The new me is what you'll get instead,
The old me they left for dead.
Books
Books hold a power I can't explain,
Books ease away all my pain.
I escape into a new dimension,
my suffering I never have to mention.
The emotions they stir in me are unreal,
I'm a mouse running on a wheel.
Without books, my mind goes wild,
My screams are like a lost child.
Tears Beneath the Tide
In the depths of shadowed seas,
Where sunlight dares not tread,
I drift amid the silent waves,
In a world painted in dread.
Tears mix with the ocean's salt,
A tide that pulls me down,
Each thought a weight upon my chest,
In sorrow's sea, I drown.
Yet even in this watery grave,
Glimmer fights to rise,
A hope that whispers through the dark,
That light will pierce the skies.
Paws in the Heart
In fields where you would frolic,
Beneath the open sky,
I see your joyful spirit,
In every cloud that drifts by.
Your paws danced through the meadows,
With boundless, happy glee,
The wagging tail, a rhythm,
Of love you gave to me.
Now the house feels a bit quieter,
Yet echoes with your play,
In every corner, a memory,
Of brighter, joyful days.
Though tears may fall in silence,
Your love will always stay,
For every bark and nuzzle,
Lives on in hearts each day.
Unnamed
In the depths where shadows creep,
A sea of sorrow, vast and deep.
Waves of doubt crash without end,
In this ocean, I pretend.
The light above is out of sight,
In the darkness, lost, I face the night.
Hope fades like a distant dream,
In this silence, I want to scream.
Adrift in waters cold and wide,
There is no guiding star, no place to hide.

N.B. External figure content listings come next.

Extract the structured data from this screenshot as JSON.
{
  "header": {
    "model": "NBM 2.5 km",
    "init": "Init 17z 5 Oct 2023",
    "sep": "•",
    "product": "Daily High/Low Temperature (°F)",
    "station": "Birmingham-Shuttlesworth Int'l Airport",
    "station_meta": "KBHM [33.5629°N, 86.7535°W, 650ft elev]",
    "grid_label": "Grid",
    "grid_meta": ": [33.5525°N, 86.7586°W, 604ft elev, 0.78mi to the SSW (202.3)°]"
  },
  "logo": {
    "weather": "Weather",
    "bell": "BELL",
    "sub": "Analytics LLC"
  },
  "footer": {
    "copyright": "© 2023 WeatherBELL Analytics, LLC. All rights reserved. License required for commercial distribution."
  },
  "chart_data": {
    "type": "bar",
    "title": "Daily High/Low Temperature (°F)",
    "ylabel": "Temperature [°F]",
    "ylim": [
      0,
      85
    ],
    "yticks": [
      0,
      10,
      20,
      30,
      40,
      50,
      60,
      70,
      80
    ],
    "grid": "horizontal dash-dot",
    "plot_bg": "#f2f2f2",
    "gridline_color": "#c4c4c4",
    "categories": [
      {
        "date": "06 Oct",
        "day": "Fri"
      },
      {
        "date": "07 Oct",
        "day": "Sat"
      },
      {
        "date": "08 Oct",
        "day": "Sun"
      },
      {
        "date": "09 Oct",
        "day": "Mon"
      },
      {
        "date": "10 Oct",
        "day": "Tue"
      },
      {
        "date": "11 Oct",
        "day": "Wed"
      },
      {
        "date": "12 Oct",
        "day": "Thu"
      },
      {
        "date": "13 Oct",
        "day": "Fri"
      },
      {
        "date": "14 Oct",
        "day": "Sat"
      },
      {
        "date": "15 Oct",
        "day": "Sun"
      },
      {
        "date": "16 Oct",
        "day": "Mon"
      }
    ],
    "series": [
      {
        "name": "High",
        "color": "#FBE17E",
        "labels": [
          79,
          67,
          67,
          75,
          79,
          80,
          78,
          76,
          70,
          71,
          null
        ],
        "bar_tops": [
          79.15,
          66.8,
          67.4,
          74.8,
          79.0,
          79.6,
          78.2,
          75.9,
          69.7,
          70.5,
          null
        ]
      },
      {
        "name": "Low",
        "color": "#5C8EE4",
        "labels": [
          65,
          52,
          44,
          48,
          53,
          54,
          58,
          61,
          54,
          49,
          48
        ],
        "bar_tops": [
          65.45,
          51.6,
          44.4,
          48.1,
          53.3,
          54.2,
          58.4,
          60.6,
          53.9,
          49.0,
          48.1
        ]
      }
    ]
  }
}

In this abyss, I float alone,
A heart of stone, a world unknown.
Betrayal's Bitter Echoes
You always said goodbyes were just words, but you left without a single one. You walked out so easily, leaving me to wonder what went wrong. Leaving me behind. And now, you dare to cry? Those tears are your own doing. Every consequence you face was invited by you.
You deserted your family, chasing a new life built on lies. But when she discovers the truth, she'll leave you too. I can't wait to watch it all fall apart. You may have left me, but you won't escape the storm you created.
(Just to clarify this is about my biological dad)
Pretty Little Thing
Pretty little girl why do you weep?
You weep until you sleep.
Why are you so mad?
Why are you like this?
Pretty little Girl why do you want to die?
Why don't you try?
Why do you lie in bed and cry?
Pretty Little Girl
why don't you tell anyone?
Pretty Little Girl where have you gone?
We bury your kind soul and weep.
Pretty Little Girl why didn't we realize how much you have tried?
Pretty Little Girl we're sorry we could get to you in time
for that Pretty Little Girl inside to survive.